Tom Frieden, director of the U.S. Centers for Disease Control and Prevention, first visited the area in August as the countries of Sierra Leone, Guinea and Liberia were waging a losing battle against the deadly virus.
With little international support and a crumbling medical infrastructure, the countries were facing virtually unchecked virus transmission and resistance from residents who were slow to adopt disease prevention and safety measures.
If the situation had continued unabated, the CDC estimated that anywhere from 550,000 to 1.4 million people in the region could have become infected by the end of January 2015.
But after months of international support, led mainly by the United States, Frieden said the situation had noticeably improved in West Africa.
The surge in manpower, funding and resources has led to more treatment facilities and patient beds, better contact tracing to identify and isolate infected people, and better training in safe burial practices and patient care that has led to fewer infections.
The CDC projected that once 70 percent of Ebola patients were in treatment facilities or receiving proper care, the number of cases would decline about as rapidly as they had increased.
That’s exactly what has happened, Frieden said.
“When we got to a tipping point of isolation, care and safe burial, there was an exponentially fast decrease in cases. And we’ve seen that in many parts of all three countries,” Frieden told reporters on Monday.
On Monday, the World Health Organization reported 7,518 people have died from Ebola in the three West African countries and an estimated 19,340 have become infected.
Frieden said remote areas of Guinea have seen their cases plummet and more people survive their infections after France set up a treatment center.

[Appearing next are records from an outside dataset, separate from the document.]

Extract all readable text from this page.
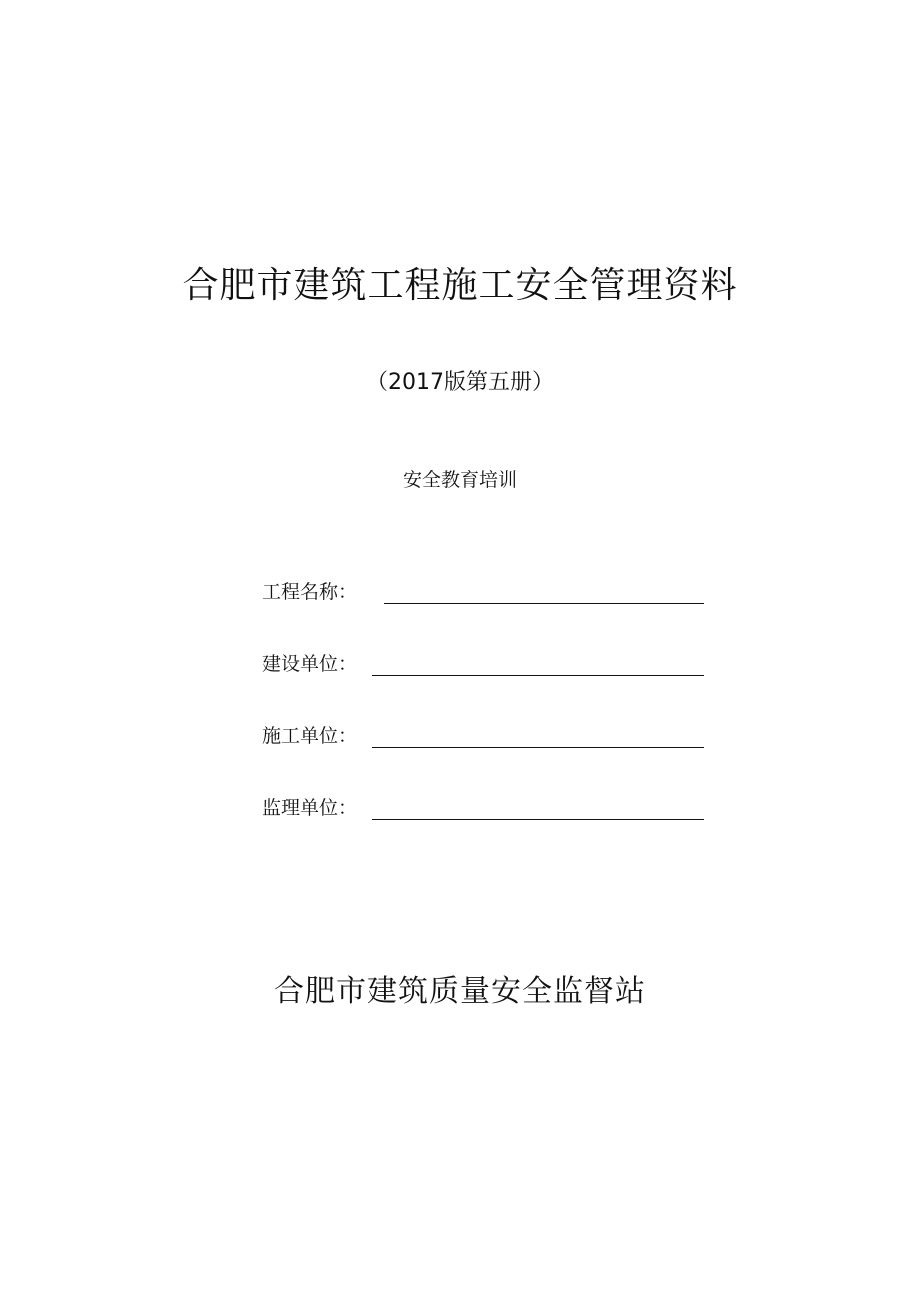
合肥市建筑工程施工安全管理资料

（2017版第五册）

安全教育培训

工程名称：
建设单位：
施工单位：
监理单位：

合肥市建筑质量安全监督站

And because of their prevention efforts, Liberia – at least for now – “has the upper hand against the virus,” Frieden said.
But the embattled regions still have a long way to go to shake the deadly outbreak.
In Sierra Leone, which has at least 10 people die or be confirmed to have the disease each day, officials worry that Ebola could become even more unmanageable in the capital city of Freetown, where the situation “has been horrific,” Frieden said.
As the number of new cases comes down, some health care workers are “relaxing their grip” by not following safety measures to fight the spread of the disease, Frieden said. A nurse in Guinea recently contracted Ebola after giving a patient an intravenous line without using gloves, Frieden said.
Other West Africans won’t seek general medical care at local hospitals because of fear of contracting Ebola.
“I saw things that were both inspiring and sobering,” Frieden said of his recent trip. “Inspiring because of the momentum and real progress that we’ve made that leave me hopeful that we will get to zero” new infections. “And sobering because I remain realistic about how long and hard the road is going to be.”
Frieden said the hardest part of Ebola prevention efforts will be the next phase, which entails breaking the cycle of widespread transmissions, breaking the chain of infections by identifying and isolating patients and maintaining prevention efforts in Ebola-free areas.
He had no estimate for how long the fight against Ebola would take. But the world will not be safe until there were no new infections in the region, Frieden said.
Officials expect to begin vaccinating health care workers in West Africa next month as part of the testing phase for promising new Ebola vaccines, Frieden said.